Major maritime stories unfolding

As part of building my “beat,” I read a lot. Over the past nine months of this focused reading diet, I’ve identified these bigger picture stories, some already underway and others are just emerging. I believe most will be important to Future Tides, unless you all say otherwise.

  • The use of alternative energy in maritime and the role of marine areas in generating alternative energy — Numerous technologies aim to succeed gas and diesel powered vessels. Not all will succeed and how this transition will achieve widespread adoption, is still unclear. Meanwhile, wave and wind-generated power is in the design, license and build phase, offering hope for energy providers and raising concerns for environmentalists and fishing communities.

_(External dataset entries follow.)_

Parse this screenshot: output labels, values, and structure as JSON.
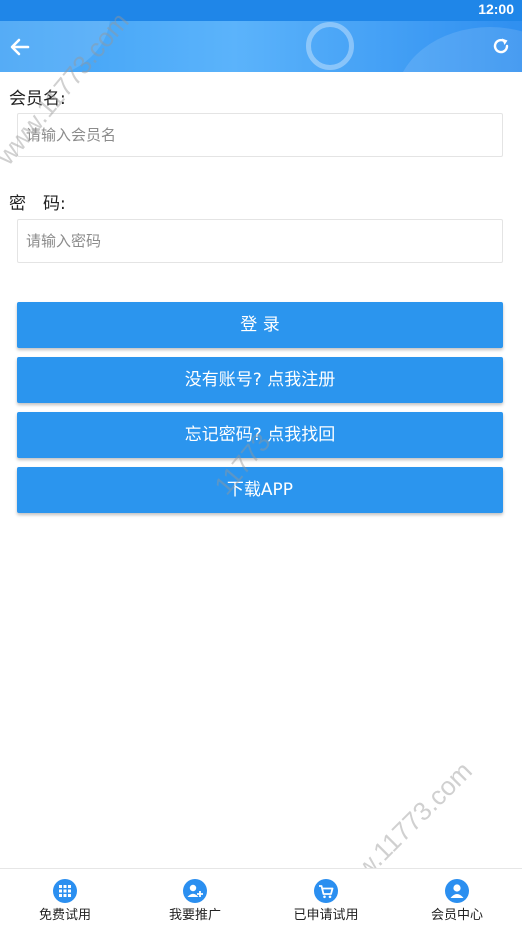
{
  "status_bar": {
    "time": "12:00"
  },
  "header": {
    "back_icon": "arrow-left-icon",
    "refresh_icon": "refresh-icon"
  },
  "form": {
    "username": {
      "label": "会员名:",
      "placeholder": "请输入会员名",
      "value": ""
    },
    "password": {
      "label": "密　码:",
      "placeholder": "请输入密码",
      "value": ""
    }
  },
  "buttons": {
    "login": "登 录",
    "register": "没有账号? 点我注册",
    "forgot": "忘记密码? 点我找回",
    "download": "下载APP"
  },
  "watermarks": [
    "www.11773.com",
    "11773",
    "www.11773.com"
  ],
  "bottom_nav": [
    {
      "label": "免费试用",
      "icon": "grid-icon"
    },
    {
      "label": "我要推广",
      "icon": "user-add-icon"
    },
    {
      "label": "已申请试用",
      "icon": "cart-icon"
    },
    {
      "label": "会员中心",
      "icon": "person-icon"
    }
  ],
  "colors": {
    "primary": "#2b95ee",
    "status_bar": "#1f86e8",
    "nav_icon": "#2b8ff0"
  }
}
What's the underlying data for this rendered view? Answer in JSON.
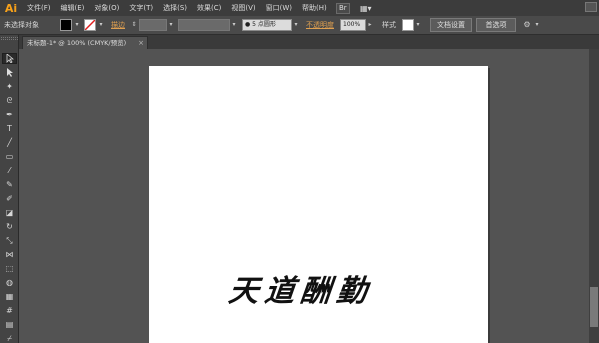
{
  "app": {
    "logo": "Ai"
  },
  "menu": {
    "items": [
      "文件(F)",
      "编辑(E)",
      "对象(O)",
      "文字(T)",
      "选择(S)",
      "效果(C)",
      "视图(V)",
      "窗口(W)",
      "帮助(H)"
    ]
  },
  "menu_icons": {
    "bridge": "Br",
    "arrange": "▦▾"
  },
  "control": {
    "no_selection": "未选择对象",
    "stroke_label": "描边",
    "brush_value": "● 5 点圆形",
    "opacity_label": "不透明度",
    "opacity_value": "100%",
    "style_label": "样式",
    "doc_setup": "文档设置",
    "preferences": "首选项"
  },
  "tab": {
    "title": "未标题-1* @ 100% (CMYK/预览)",
    "close": "×"
  },
  "artwork": {
    "text": "天道酬勤"
  },
  "colors": {
    "accent": "#f7a11a",
    "workspace": "#535353",
    "panel": "#4a4a4a"
  }
}
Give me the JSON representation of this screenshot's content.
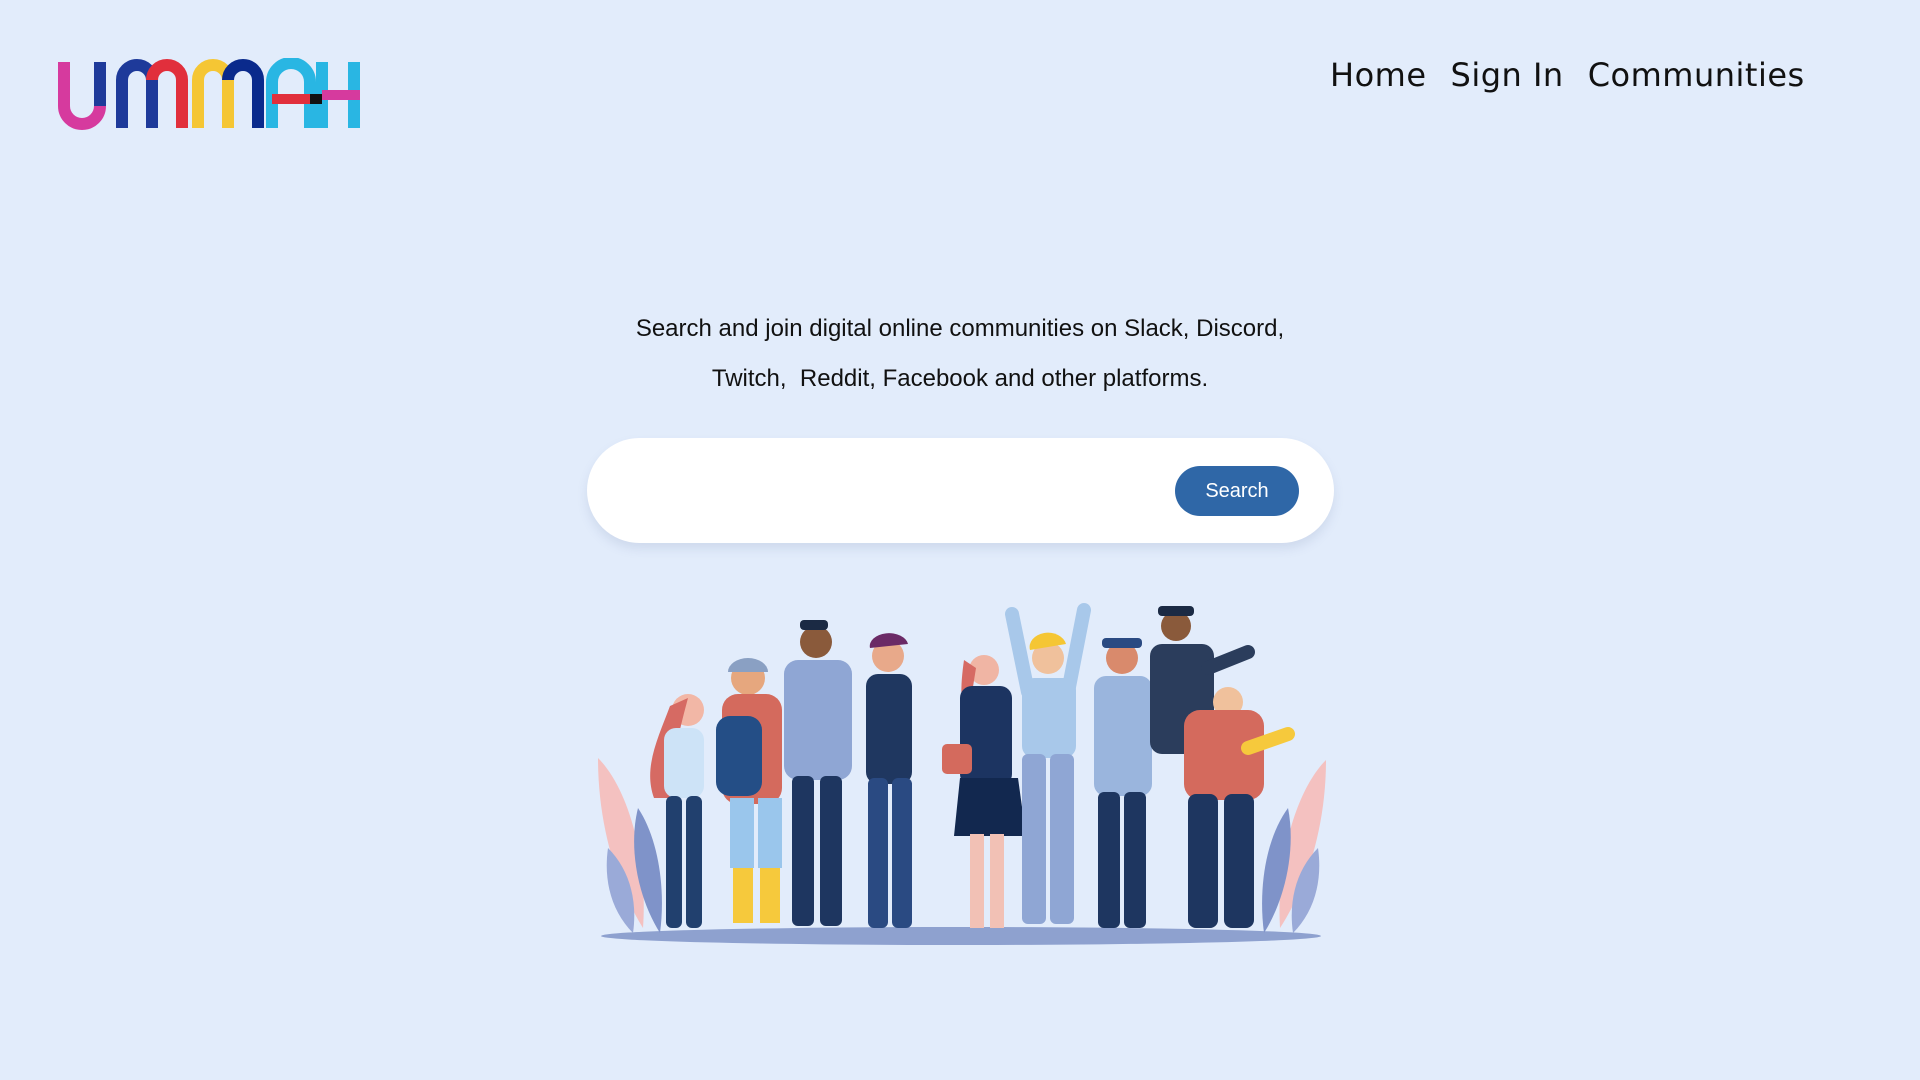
{
  "brand": {
    "logo_text": "UMMAH",
    "colors": [
      "#d63a9e",
      "#1e3a9a",
      "#e12f3c",
      "#f5c634",
      "#0a2a8c",
      "#29b6e3"
    ]
  },
  "nav": {
    "items": [
      {
        "label": "Home"
      },
      {
        "label": "Sign In"
      },
      {
        "label": "Communities"
      }
    ]
  },
  "hero": {
    "line1": "Search and join digital online communities on Slack, Discord,",
    "line2": "Twitch,  Reddit, Facebook and other platforms."
  },
  "search": {
    "placeholder": "",
    "value": "",
    "button_label": "Search",
    "button_color": "#2f67a7"
  },
  "illustration": {
    "icon": "group-of-people-illustration"
  },
  "theme": {
    "background": "#e2ecfb"
  }
}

  • Regional ferry systems — Kitsap County Transit is now operating three of its Fast Ferry routes. WSDOT is seeking a builder for its new ferries. Des Moines is piloting a passenger ferry for two-months and there is a notable among of federal funding earmarked for regional ferry infrastructure. I’m a self-admitted fan of passenger ferries but I think the specter of the Mosquito Fleet is watching too.

  • The ongoing role of Indigenous tribes on their ancestral waterways and homelands — Many Coast Salish tribes are involved habitat restoration, collaborating new cultural monuments, restoring docks and celebrating their canoe culture. Salmon populations, net pen farming and new aquaculture initiatives are a few of the ways that tribal priorities intersect with wildlife officials, environmental advocates and other residents.

  • Increasing marine traffic – The breadth of users on Washington’s waterways inspired Future Tides. Picture Lake Union on a warm, sunny July day: It’s a patchwork of charter vessels, seaplanes, sailboats of various sizes, jet skis, wake surf boats, hot tub boats, pontoon boat and all kinds of paddle craft. Puget Sound is much larger but it may also be part of this trend: scheduled cruise ship sailings are up 40% from 2019; containerships are being built larger than ever while several container ports are expanding; new ferry routes may continue to be added as part of the region’s larger transportation infrastructure; as well as recreational vessels. The region’s growth, inevitably extends to its waters.